Rutgers University
Department of Electrical and Computer Engineering
M.S. Thesis Abstract



Kinjal Desai

The FCC has been allocating sections of the radio spectrum as unlicensed bands over the period of last decade with the motivation of promoting diversity and novelty of wireless systems, services and technologies. The most recent in this series is the Unlicensed National Information Infrastructure (U-NII), a 300 MHz of radio spectrum at 5 GHz, providing promising avenues for modern multimedia applications in 3G systems and beyond. No license is required to operate in the unlicensed band, though there could be some minimal rules that the systems need to conform to. Due to the significant cost involved in bandwidth acquisition through licensing, the unlicensed bands provide an attractive alternative to service providers in terms of time and cost of development and deployment. This latitude, however comes at the price of enhanced mutual interference because now there are multiple wireless systems, autonomous and non-cooperating, competing for common media resources. WINLAB proposes the novel concept of simulating ‘tournaments’ between these competing systems as a way of looking at this problem from the simulation and modeling angle.

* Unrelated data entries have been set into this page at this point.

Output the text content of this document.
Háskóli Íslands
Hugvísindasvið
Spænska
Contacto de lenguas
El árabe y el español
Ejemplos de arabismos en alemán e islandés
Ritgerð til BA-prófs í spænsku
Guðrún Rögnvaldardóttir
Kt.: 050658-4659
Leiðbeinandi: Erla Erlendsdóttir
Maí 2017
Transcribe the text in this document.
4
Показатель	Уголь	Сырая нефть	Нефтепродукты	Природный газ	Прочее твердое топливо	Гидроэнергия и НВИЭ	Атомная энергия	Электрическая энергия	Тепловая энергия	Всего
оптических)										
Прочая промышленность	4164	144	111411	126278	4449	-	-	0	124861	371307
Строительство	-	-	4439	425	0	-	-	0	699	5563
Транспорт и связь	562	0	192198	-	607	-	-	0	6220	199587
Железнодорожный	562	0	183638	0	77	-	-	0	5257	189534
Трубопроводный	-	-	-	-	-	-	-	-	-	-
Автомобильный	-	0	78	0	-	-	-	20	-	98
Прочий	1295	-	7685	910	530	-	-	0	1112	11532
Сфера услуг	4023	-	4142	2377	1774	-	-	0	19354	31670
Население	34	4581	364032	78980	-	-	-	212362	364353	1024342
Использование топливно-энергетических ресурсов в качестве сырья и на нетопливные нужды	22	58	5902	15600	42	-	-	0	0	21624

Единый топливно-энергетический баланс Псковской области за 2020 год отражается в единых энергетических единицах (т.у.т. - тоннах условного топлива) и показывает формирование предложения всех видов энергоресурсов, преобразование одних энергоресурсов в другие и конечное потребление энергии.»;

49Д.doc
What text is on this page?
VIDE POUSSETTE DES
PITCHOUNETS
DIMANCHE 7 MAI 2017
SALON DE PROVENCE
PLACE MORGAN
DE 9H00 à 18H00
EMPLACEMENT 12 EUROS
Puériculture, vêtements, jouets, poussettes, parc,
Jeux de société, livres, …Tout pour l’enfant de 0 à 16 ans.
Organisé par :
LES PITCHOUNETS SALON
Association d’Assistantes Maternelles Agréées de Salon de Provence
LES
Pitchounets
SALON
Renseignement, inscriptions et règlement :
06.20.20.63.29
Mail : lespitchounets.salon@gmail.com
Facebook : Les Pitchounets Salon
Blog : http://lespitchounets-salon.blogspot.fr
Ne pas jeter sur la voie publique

This thesis describes the Tournament Arena Simulator (TAS), a simulation environment, developed for staging these tournaments between different autonomous wireless systems. The TAS involves modules for radio channel, mobility, geography and the mobile station transceiver to accurately portray all aspects of the real unlicensed band scenario. The transceiver module has the added capability of reconfigurability and dynamic class loading. This endows the TAS with the facility to dynamically reconfigure or rewrite the transceiver module in order to implement different autonomous systems and then make them compete with each other simultaneously. The fundamental system level assumption is that the environment supports only synchronous DS-CDMA systems in a mobile ad-hoc network scenario with point-to-point connections. The implementation is done in the Java binding of the Scalable Simulation Framework (SSF), a new public domain discrete event simulator. The thesis also goes on to demonstrate the utility and the operability of the TAS through performance evaluation of several standard systems and staging of sample tournaments between specific systems of interest.